文摘OBJECTIVE: To compare the effects of integrated Chinese-Western therapy versus Western therapy alone on the survival rate of patients with non-small-cell lung cancer (NSCLC) at middle-late stage and to evaluate prognostic factors. METHODS: We selected 98 inpatients with middle-late stage NSCLC diagnosed from March 2009 to March 2011 and randomly divided them into two groups, with 49 cases in each group, and the clinical data were analyzed retrospectively.The control group was treated by the combined methods of Western Medicine, including chemotherapy, supportive treatment and symptomatic treatment. The observation group was treated by injection and prescriptions of Chinese medicine based on Traditional Chinese Medicine syndrome differentiation and by the same combined methods of western treatment used in the control group.
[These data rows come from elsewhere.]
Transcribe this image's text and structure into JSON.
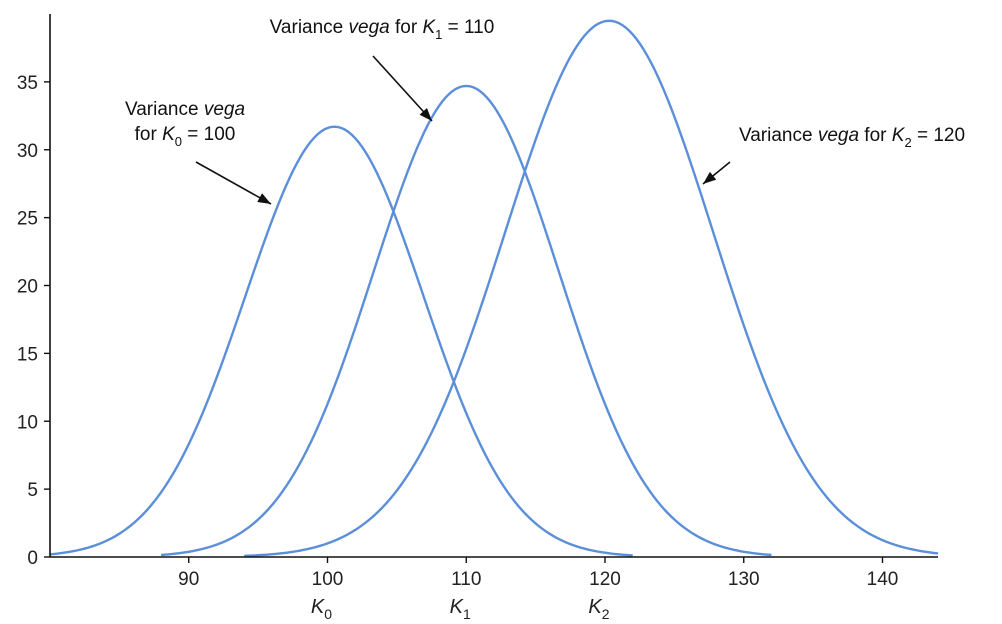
{
  "chart_data": {
    "type": "line",
    "title": "",
    "xlabel": "",
    "ylabel": "",
    "xlim": [
      80,
      144
    ],
    "ylim": [
      0,
      40
    ],
    "grid": false,
    "line_color": "#5b8fd9",
    "x_ticks": [
      90,
      100,
      110,
      120,
      130,
      140
    ],
    "y_ticks": [
      0,
      5,
      10,
      15,
      20,
      25,
      30,
      35
    ],
    "strike_labels": [
      {
        "x": 100,
        "base": "K",
        "sub": "0"
      },
      {
        "x": 110,
        "base": "K",
        "sub": "1"
      },
      {
        "x": 120,
        "base": "K",
        "sub": "2"
      }
    ],
    "series": [
      {
        "center": 100.5,
        "peak": 31.7,
        "x_start": 80,
        "x_end": 122,
        "x": [
          80,
          84,
          88,
          90,
          92,
          94,
          96,
          98,
          100,
          102,
          104,
          106,
          108,
          110,
          112,
          114,
          116,
          118,
          120,
          122
        ],
        "y": [
          0.2,
          1.2,
          3.6,
          6.2,
          10.0,
          14.7,
          19.8,
          25.5,
          31.5,
          31.0,
          26.5,
          21.0,
          15.5,
          10.2,
          6.0,
          3.2,
          1.5,
          0.6,
          0.2,
          0.1
        ]
      },
      {
        "center": 110,
        "peak": 34.7,
        "x_start": 88,
        "x_end": 132,
        "x": [
          88,
          90,
          92,
          94,
          96,
          98,
          100,
          102,
          104,
          106,
          108,
          110,
          112,
          114,
          116,
          118,
          120,
          122,
          124,
          126,
          128,
          130,
          132
        ],
        "y": [
          0.1,
          0.3,
          0.9,
          2.0,
          3.9,
          6.9,
          11.2,
          16.4,
          22.3,
          28.2,
          33.0,
          34.7,
          33.0,
          28.2,
          22.3,
          16.4,
          11.2,
          6.9,
          3.9,
          2.0,
          0.9,
          0.3,
          0.1
        ]
      },
      {
        "center": 120.3,
        "peak": 39.5,
        "x_start": 94,
        "x_end": 144,
        "x": [
          94,
          96,
          98,
          100,
          102,
          104,
          106,
          108,
          110,
          112,
          114,
          116,
          118,
          120,
          122,
          124,
          126,
          128,
          130,
          132,
          134,
          136,
          138,
          140,
          142,
          144
        ],
        "y": [
          0.0,
          0.2,
          0.6,
          1.4,
          3.0,
          5.5,
          9.1,
          13.8,
          19.3,
          25.0,
          30.3,
          34.8,
          38.0,
          39.5,
          38.8,
          35.9,
          31.3,
          25.8,
          20.1,
          14.8,
          10.3,
          6.7,
          4.1,
          2.3,
          1.2,
          0.3
        ]
      }
    ],
    "annotations": [
      {
        "lines": [
          [
            {
              "t": "Variance ",
              "s": "n"
            },
            {
              "t": "vega",
              "s": "i"
            }
          ],
          [
            {
              "t": "for ",
              "s": "n"
            },
            {
              "t": "K",
              "s": "i"
            },
            {
              "t": "0",
              "s": "sub"
            },
            {
              "t": " = 100",
              "s": "n"
            }
          ]
        ]
      },
      {
        "lines": [
          [
            {
              "t": "Variance ",
              "s": "n"
            },
            {
              "t": "vega",
              "s": "i"
            },
            {
              "t": " for ",
              "s": "n"
            },
            {
              "t": "K",
              "s": "i"
            },
            {
              "t": "1",
              "s": "sub"
            },
            {
              "t": " = 110",
              "s": "n"
            }
          ]
        ]
      },
      {
        "lines": [
          [
            {
              "t": "Variance ",
              "s": "n"
            },
            {
              "t": "vega",
              "s": "i"
            },
            {
              "t": " for ",
              "s": "n"
            },
            {
              "t": "K",
              "s": "i"
            },
            {
              "t": "2",
              "s": "sub"
            },
            {
              "t": " = 120",
              "s": "n"
            }
          ]
        ]
      }
    ]
  }
}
After treatment, the survival rates of the patients were compared by the stage of cancer and evaluation of 24 prognostic factors analyzed by a Cox regressionmodel, and the clinical data were statistically analyzed. RESULTS: The survival rates of all patients were over 90.0% at 1 and 3 months after treatment with no significant differences between the two groups (P>0.05); In the observation group the survival rates at 6 months and 1 year were 93.4% and 42.8%, respectively, being superior to 85.6% and 18.3% in the control group (P<0.05). The median survival time in the observation group was superior to the control group (P<0.05); The effects of 24 prognostic factors were significantly better in the observation group than in the control group (P<0.05). CONCLUSION: Integrated Chinese-western therapy can significantly improve the survival rate in patients with middle-late stage NSCLC and improve prognostic factors compared with western therapy alone.